Recently the company collaborated with Education Scotland to find a way to use its online manuscript support system, MageQuill, as an educational tool for students, particularly to help interact with and develop Gaelic language skills.
This resulted in a pilot project for Gaelic Medium Education students from Primary 5 to Secondary 6, with the company’s manuscript creation process becoming part of the curriculum. From the success of the pilot, there’s now scope to extend the process to all primary and English speaking students to help teach any language.
The challenge that the company faced in entering the education market was how to design and build a process that improves students’ interest in improving their own writing skills, so a competitive ‘rating’ element, similar to games ratings that young people are familiar with, is incorporated. Current systems are available that rely on meta-data alone for ranking, but these don’t cater to the likes and dislikes of the students.

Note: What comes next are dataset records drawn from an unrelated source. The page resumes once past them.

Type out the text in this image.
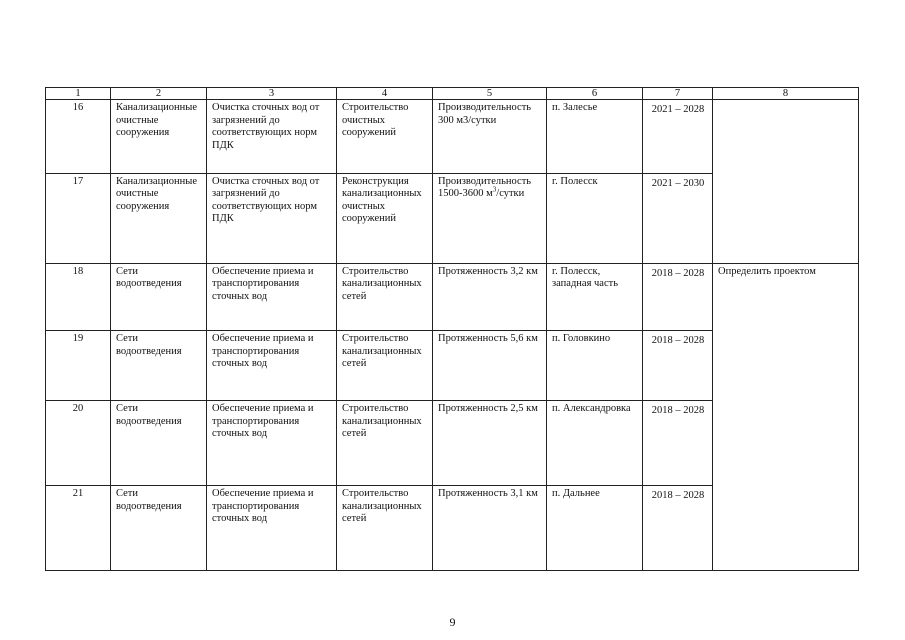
1	2	3	4	5	6	7	8
16	Канализационные очистные сооружения	Очистка сточных вод от загрязнений до соответствующих норм ПДК	Строительство очистных сооружений	Производительность 300 м3/сутки	п. Залесье	2021 – 2028	
17	Канализационные очистные сооружения	Очистка сточных вод от загрязнений до соответствующих норм ПДК	Реконструкция канализационных очистных сооружений	Производительность 1500-3600 $м^3$/сутки	г. Полесск	2021 – 2030	
18	Сети водоотведения	Обеспечение приема и транспортирования сточных вод	Строительство канализационных сетей	Протяженность 3,2 км	г. Полесск, западная часть	2018 – 2028	Определить проектом
19	Сети водоотведения	Обеспечение приема и транспортирования сточных вод	Строительство канализационных сетей	Протяженность 5,6 км	п. Головкино	2018 – 2028	
20	Сети водоотведения	Обеспечение приема и транспортирования сточных вод	Строительство канализационных сетей	Протяженность 2,5 км	п. Александровка	2018 – 2028	
21	Сети водоотведения	Обеспечение приема и транспортирования сточных вод	Строительство канализационных сетей	Протяженность 3,1 км	п. Дальнее	2018 – 2028	
9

The process also needed to ensure that any eBooks produced are of a high language quality so that teachers are satisfied, and that any eBooks capture emerging trends in youth reading matter, keeping students satisfied.
Conventional collaborative editing and manual validation and assessment of each piece of writing are too time intensive for the volume of young people involved. Students are invited to rank and review the various books, including which genres should be used and how to classify books according to reading interest.
So the company developed an innovative and unique ‘funnelling process’ that means students can interact and rate the various pieces of writing being created through their school work in a way that brings particularly good pieces of writing to the fore with the potential to become published books.
To continue this work to the next stage, a SMART:Scotland feasibility study grant of £96,212 from Scottish Enterprise will contribute to overall project costs of £150,805 for the project that will map reading trends with Scottish students that will make MageQuill even more innovative and student-centric.
Marianne Rugard Jarvstrat, CEO of Bombadil Publishing, commented: "MageQuill will help us publish more stories, and by talking to students about what books they want, revising the old fashioned view on books and content, we will be able to ensure that publishing remains an important part of the future. Scottish Enterprise is helping us to help the young people have a say in what they want to read and write. I truly believe that will revive literacy and start a new era in publishing."
Michael Cannon, R&D and SMART:Scotland director at Scottish Enterprise, said: “Embracing innovation makes sound business sense. Companies that do this grow nearly twice as fast as other companies, creating more jobs and potential investment.
“For Scotland to remain globally competitive, we need innovation woven into the very DNA of businesses so that it permeates all areas. Companies like Bombadil Publishing show what’s possible when you review an existing process and think creatively about reinventing it for a new market with global sales potential.”